Discussions surrounding non-monogamy continue arising both in media and social circles where we might not expect it. In some cases, it’s a passive, subtle mention that goes unnoticed. In other situations, people unexposed to the benefits of a swinger lifestyle experience surprise.
One of the biggest trouble spots with non-monogamy is the misunderstanding and misinterpretations of swinging vs. polyamory: what is the difference and how meaningful are those differing attributes?
We’ll dive into all of that and more.
To begin, the confusion between polyamory and swinging as concepts is fair. Their differences aren’t substantial when we consider the high level concept of open relationship dating. But on a more granular level, the uniqueness of each certainly amounts to substantial impact, particularly for those who are swinger-curious, or new to swinging. This is because when a couple embarks on an open relationship journey, they should fully understand the technicals and how they’ll play out for each partner. In this case, mincing words and definitions and especially, concepts, would potentially harm the experience.
What is Polyamory?
In Polyamory, couples accept an understanding that both partners may experience physical and mental connections with other people on a consensual level.
Like all things open relationship, couples define boundaries for those additional connections and relationships. For example, can a partner form a connection, albeit physical or mental, with someone both partners know? How much communication can each have? What physical acts can they partake in? Will both partners partake?
By definition, polyamory means “many loves.” That alone signals a rather high level concept. When we look closely at the definition, the word “loves” prominently decides a critical difference between swinging and polyamory. That’s because polyamory may offer less physical connections over swingings more physical conquests.

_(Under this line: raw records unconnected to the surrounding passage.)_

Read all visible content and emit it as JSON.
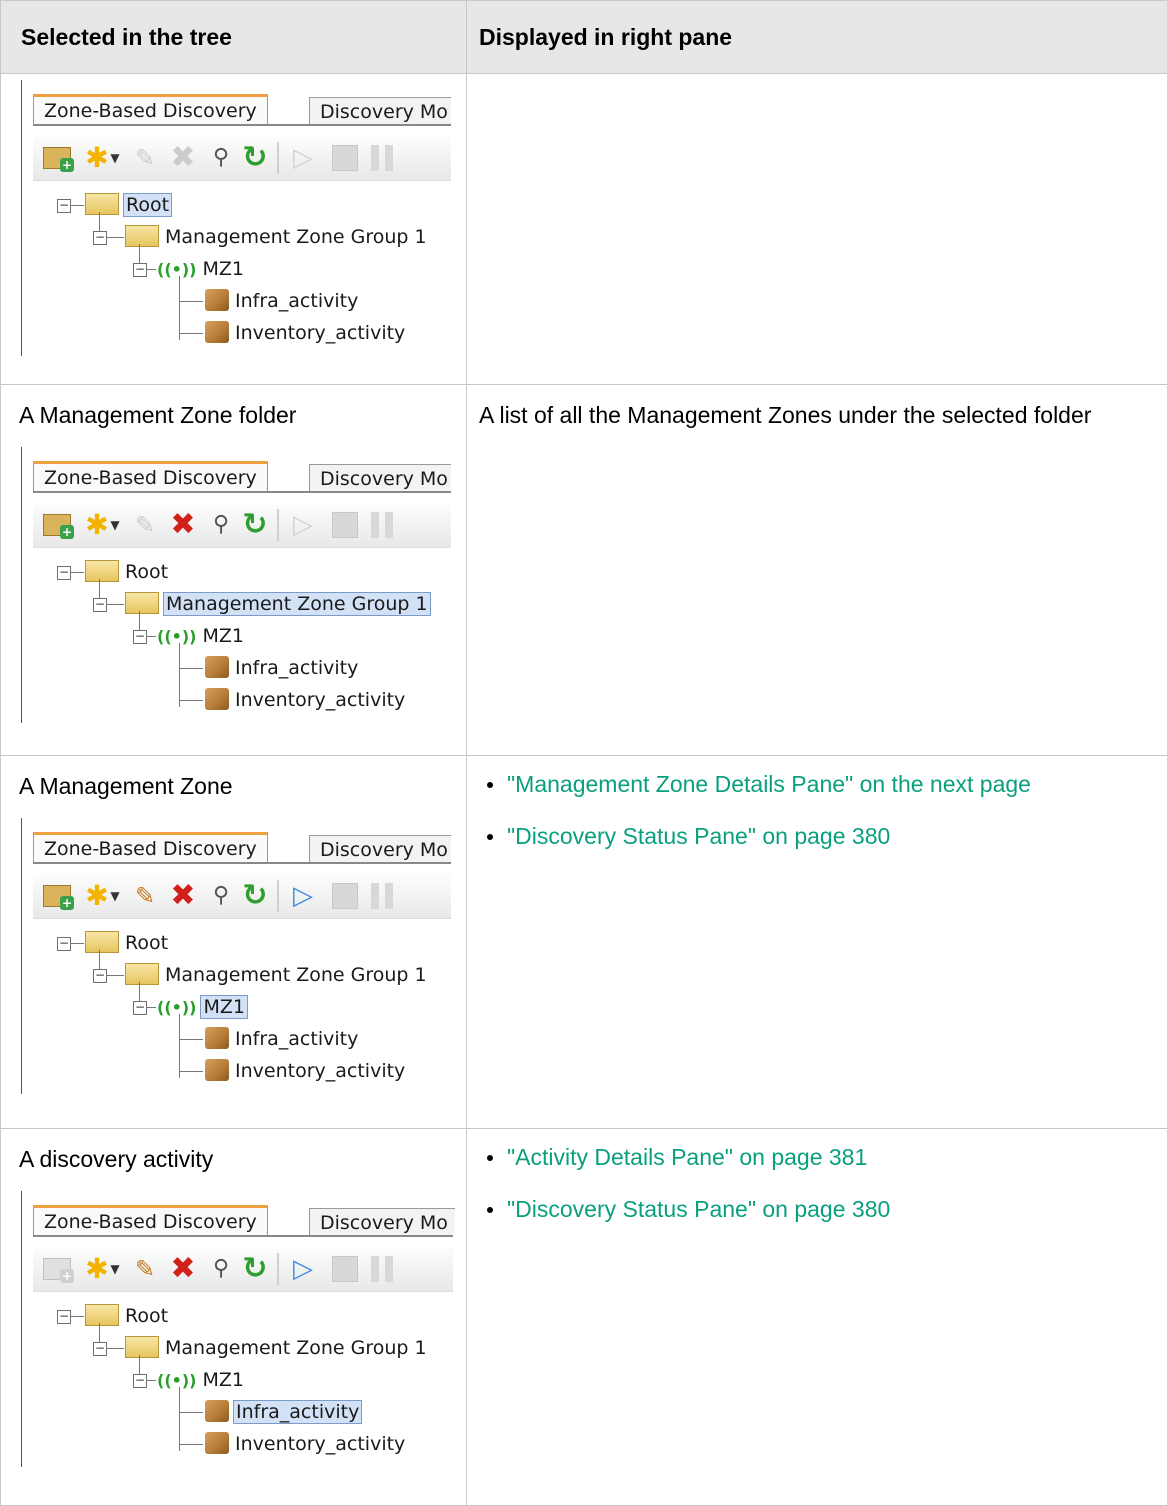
{
  "table": {
    "header": {
      "col1": "Selected in the tree",
      "col2": "Displayed in right pane"
    },
    "rows": [
      {
        "selected_text": "",
        "displayed_text": "",
        "links": [],
        "selected_node": "root"
      },
      {
        "selected_text": "A Management Zone folder",
        "displayed_text": "A list of all the Management Zones under the selected folder",
        "links": [],
        "selected_node": "group"
      },
      {
        "selected_text": "A Management Zone",
        "displayed_text": "",
        "links": [
          "\"Management Zone Details Pane\" on the next page",
          "\"Discovery Status Pane\" on page 380"
        ],
        "selected_node": "mz1"
      },
      {
        "selected_text": "A discovery activity",
        "displayed_text": "",
        "links": [
          "\"Activity Details Pane\" on page 381",
          "\"Discovery Status Pane\" on page 380"
        ],
        "selected_node": "infra"
      }
    ]
  },
  "shot": {
    "tab_active": "Zone-Based Discovery",
    "tab_other": "Discovery Mo",
    "tree": {
      "root": "Root",
      "group": "Management Zone Group 1",
      "mz": "MZ1",
      "activity1": "Infra_activity",
      "activity2": "Inventory_activity"
    },
    "icons": [
      "new-folder-icon",
      "new-star-icon",
      "dropdown-arrow-icon",
      "edit-pencil-icon",
      "delete-x-icon",
      "search-icon",
      "refresh-icon",
      "play-icon",
      "stop-icon",
      "pause-icon"
    ]
  },
  "colors": {
    "link": "#0aa07e",
    "header_bg": "#e7e7e7",
    "selection": "#d2e1f5"
  }
}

Polyamory is broad, but includes more avenues that offer less-physical relations.
And this is an excellent segue into what is swinging and how does it differ from polyamory.
What is swinging?
Swinging is a more physical undertaking often guided by a couple’s prior set of rules. Couples typically partake in swinging in a cohesive manner. In polyamory, this can also be true, but polyamory is a broader stroke where open relationships are the primary focus. Those might involve love, whereas in swinging the romantic inclinations are less apt.
Swingers are community driven folks who typically congregate in brick and mortar, or online swinger lifestyle communities.
Swingers are organized and often, connected to groups. In polyamory, that’s not always the case. Polyamory more institutes a high-level open relationship concept that could be numerous types.
While there are a growing number of singles who enjoy partaking in swinging, the primary force that drives swinging is couples. Couples pursue other couples or singles. But it’s almost always couples who partake and encourage the interactions.
Swingers organize well, typically attending large events throughout the year and also enjoying online and local event fun.
The differences aren’t much, but enough
Overall, the differences between the two impact the more granular experiences of what a couple or individual may pursue physically and emotionally with others. Its important to gain basic knowledge over these concepts because in open relationships, knowledge is the power that keeps everything from falling apart. In marriage, assumptions often form the base of the relationship which is why things tend to fall apart half the time.
When you pursue an open relationship either alone or with a partner, you must define what’s happening. You must communicate your wants, needs, and desires. If you fail to understand the basics of open relationship concepts, you’ll struggle in this imperative department.
So do your reading and ingest as much information as you can. Exploring the swinger lifestyle will help you learn what it is you want from your partner and outside partners. But it will also help you understand that communication between partners is non-negotiable.